Independent MLA Ezzard Miller said Tuesday that he is not convinced any aspects of the proposed East End seaport development project were real, except for the developer’s determination to quarry the site and sell the fill for profit.
The North Side representative’s comments were made at a meeting held at the Craddock Ebanks Civic Centre to discuss the planned seaport,
Mr. Miller told the audience of about 80 people that he had refrained from commenting until he met with the developer, listened and asked questions. Through that process he concluded the seaport was not a project he could support or allow to happen.
He said he had asked if the developer, Joseph Imparato, would be prepared to put up a bond for $350 million in case something happened halfway through the project and it was not completed.
“He made it manifestly clear he was not prepared to do that because he could assure me it would be successful,” Mr. Miller said.
He encouraged people to go onto the project’s website and study it. After the developer digs the hole and sells the rock he then expects to invite investors, Mr. Miller said.
He referred to ads in the Caymanian Compass explaining the port proposal. What was missing, he said, were any statistics about the usage of present port facilities. The information he had was that the port is now being used at 30 per cent of its capacity and the average growth of use was one per cent per year, so the country had at least 40 to 50 years of usage of the George town port.
The North Side representative said he asked if Mr. Imparato had partners in the shipping business or any commitment from a cruise line.
Mr. Miller said he was told: “Once you build it they will come.”
The MLA said he was also concerned that the developer did not have a business plan to show how the port wold be successfully operated. He did not see any likelihood of the port being used as a cruise ship home port, partly because the cost of passengers’ airfare to get here would be almost as much as the cruise. He did not accept a cruise ship’s presence as a job opportunity for Caymanians, since cleaning the ship was a job for the ship’s crew. There were also issues with security, waste disposal and transporting supplies for the ship.
Use of the port as a transhipment centre was not realistic either, Mr. Miller said, because the area was too small.
Hydrocarbon storage as another feature of the project was just another name for storing gasoline and diesel, he said. Getting fuel to CUC would mean building a pipeline from East End to George Town with the inherent dangers of leakage.
The North Side MLA also referred to physical danger. He asserted that the threat of salt water intrusion into the middle of Grand Cayman is greater than the developer said. Once a storm surge comes over the ridge in East End, it’s coming to North Side, Mr. Miller predicted. That would affect the Botanic Park and the land where the blue iguanas are being released, he said.
Mr. Miller and East End MLA Arden McLean said they could not stop the proposed port project by themselves. But both indicated that if government has publicly committed itself to the project and they could not get the governor to stop it, they were prepared to go to London.
“We have to put up a human barrier to stop this project,” Mr.

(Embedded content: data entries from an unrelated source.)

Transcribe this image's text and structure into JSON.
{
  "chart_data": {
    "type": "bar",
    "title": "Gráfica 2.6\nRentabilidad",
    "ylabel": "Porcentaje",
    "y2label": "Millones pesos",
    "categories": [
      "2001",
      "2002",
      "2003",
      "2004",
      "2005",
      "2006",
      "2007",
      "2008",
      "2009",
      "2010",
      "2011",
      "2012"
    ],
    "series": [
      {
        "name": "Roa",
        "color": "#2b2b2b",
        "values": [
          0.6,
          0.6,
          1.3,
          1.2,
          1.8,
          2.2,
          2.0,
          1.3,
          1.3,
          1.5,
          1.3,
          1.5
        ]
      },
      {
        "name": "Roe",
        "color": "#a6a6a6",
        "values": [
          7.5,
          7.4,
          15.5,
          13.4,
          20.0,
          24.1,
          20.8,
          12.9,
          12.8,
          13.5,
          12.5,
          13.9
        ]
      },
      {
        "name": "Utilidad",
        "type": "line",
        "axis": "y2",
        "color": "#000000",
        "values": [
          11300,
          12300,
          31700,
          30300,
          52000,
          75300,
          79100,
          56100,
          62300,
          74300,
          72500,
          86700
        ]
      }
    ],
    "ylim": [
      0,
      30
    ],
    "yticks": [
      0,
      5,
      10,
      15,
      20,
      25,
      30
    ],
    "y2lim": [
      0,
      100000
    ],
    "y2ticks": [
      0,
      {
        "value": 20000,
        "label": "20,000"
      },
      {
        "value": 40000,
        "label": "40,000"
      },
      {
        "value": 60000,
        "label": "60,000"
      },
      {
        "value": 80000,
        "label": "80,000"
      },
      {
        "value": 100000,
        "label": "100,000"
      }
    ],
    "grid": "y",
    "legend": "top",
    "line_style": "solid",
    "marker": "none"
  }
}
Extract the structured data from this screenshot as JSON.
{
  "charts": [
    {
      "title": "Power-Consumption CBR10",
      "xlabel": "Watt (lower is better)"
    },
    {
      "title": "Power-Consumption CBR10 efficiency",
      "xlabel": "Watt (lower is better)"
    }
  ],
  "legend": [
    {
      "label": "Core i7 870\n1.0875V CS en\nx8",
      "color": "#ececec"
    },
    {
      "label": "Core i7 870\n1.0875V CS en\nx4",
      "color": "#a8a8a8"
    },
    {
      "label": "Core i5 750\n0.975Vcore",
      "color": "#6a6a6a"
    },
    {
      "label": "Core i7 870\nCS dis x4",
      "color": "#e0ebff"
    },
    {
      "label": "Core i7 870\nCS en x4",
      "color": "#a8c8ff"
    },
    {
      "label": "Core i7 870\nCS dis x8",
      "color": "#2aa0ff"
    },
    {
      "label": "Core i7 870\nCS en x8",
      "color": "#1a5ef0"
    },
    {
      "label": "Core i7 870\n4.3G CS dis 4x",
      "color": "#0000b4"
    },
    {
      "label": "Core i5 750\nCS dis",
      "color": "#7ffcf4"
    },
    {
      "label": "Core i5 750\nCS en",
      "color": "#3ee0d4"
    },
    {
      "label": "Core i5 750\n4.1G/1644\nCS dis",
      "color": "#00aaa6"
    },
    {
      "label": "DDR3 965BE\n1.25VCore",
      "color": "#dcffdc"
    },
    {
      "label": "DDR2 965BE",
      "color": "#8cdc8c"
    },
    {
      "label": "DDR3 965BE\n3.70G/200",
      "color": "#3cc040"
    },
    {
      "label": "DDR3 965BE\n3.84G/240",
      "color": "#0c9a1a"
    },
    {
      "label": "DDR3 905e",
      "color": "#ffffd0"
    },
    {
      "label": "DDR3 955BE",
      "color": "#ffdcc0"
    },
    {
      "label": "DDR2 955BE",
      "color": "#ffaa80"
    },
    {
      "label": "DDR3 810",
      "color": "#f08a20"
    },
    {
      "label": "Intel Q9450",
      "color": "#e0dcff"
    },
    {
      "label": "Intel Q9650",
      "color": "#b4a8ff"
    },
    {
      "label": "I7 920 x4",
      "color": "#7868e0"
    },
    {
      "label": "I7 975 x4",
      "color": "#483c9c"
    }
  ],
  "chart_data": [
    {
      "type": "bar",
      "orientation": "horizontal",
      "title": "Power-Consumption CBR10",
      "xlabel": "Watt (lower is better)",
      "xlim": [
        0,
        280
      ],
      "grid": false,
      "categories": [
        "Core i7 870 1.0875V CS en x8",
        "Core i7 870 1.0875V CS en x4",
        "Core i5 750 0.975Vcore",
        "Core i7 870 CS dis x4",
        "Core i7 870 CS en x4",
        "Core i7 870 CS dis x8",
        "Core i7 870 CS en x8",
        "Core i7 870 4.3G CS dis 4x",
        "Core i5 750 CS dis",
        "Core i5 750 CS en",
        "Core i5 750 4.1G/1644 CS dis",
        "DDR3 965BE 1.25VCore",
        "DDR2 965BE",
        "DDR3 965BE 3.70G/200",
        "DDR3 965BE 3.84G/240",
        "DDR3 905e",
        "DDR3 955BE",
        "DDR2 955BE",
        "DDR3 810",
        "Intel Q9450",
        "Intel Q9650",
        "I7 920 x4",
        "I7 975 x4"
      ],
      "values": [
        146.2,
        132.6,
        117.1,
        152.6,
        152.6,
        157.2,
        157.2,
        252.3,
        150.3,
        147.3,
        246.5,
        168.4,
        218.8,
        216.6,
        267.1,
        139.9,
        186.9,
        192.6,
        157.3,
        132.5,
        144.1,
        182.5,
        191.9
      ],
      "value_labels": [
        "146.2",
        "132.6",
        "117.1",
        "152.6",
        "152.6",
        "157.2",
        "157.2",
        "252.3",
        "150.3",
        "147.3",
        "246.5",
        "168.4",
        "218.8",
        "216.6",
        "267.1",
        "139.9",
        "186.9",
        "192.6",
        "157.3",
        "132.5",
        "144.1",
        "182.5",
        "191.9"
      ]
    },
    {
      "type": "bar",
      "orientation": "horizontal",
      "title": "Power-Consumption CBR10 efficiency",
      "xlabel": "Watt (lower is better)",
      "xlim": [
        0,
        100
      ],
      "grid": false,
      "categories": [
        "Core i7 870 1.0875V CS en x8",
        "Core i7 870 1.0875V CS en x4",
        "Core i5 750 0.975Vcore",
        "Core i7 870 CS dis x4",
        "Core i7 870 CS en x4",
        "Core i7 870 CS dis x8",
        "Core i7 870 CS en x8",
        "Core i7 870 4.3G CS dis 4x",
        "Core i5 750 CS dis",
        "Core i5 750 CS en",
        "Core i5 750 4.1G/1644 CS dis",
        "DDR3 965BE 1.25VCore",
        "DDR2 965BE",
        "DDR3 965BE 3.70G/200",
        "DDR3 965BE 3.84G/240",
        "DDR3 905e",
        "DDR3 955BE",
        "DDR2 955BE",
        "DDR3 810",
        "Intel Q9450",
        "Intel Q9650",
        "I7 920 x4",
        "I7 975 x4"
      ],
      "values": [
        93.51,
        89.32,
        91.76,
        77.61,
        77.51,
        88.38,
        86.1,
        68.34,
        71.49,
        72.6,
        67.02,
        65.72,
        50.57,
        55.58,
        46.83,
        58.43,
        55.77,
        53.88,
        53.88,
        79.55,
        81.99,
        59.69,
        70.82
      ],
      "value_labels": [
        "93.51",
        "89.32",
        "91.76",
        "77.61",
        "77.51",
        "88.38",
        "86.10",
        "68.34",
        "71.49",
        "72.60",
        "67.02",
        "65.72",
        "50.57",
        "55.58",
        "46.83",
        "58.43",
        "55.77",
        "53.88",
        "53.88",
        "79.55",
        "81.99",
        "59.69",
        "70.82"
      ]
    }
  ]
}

Miller said, adding that the day government brings the legislation for the port local representatives will need everyone on the steps of the Legislative Assembly Building:.
Mr. McLean spoke briefly about the environmental impact assessment process. He said people had a right to object to the project as much as they had a right to support it, once they knew the facts, but there were too many things not known. He said he was not in North Side to drum up any civil disobedience: “But if that is what it takes, that is what we will have to do.”
The biggest round of applause went to North Sider Ashton Smith, 89, who is a veteran of World War II.
“I stand firm that this thing shall not go through,” Mr. Smith said. He said people had to take care of the farmland in East End and North Side. He pointed to the height of the land in Savannah and how storm water washes over the Island from the south into North Sound.
“Don’t let those people with those dollars blind your eyes,” he said.
Bo Miller endorsed the comments about transhipment ports and said Cayman was now beholden to this type of project because past governments had not saved any money during the prosperous years.
Other members of the audience expressed concerns, with one man fearing that Caymanians were losing their country and this was just the beginning. Copies of a petition to the Governor, Premier and Cabinet asking that the project not be supported are being circulated throughout Grand Cayman, the MLAs said. Mr. Miller explained the petition forms will be labelled so that residents who are not registered voters can sign as well as registered voters.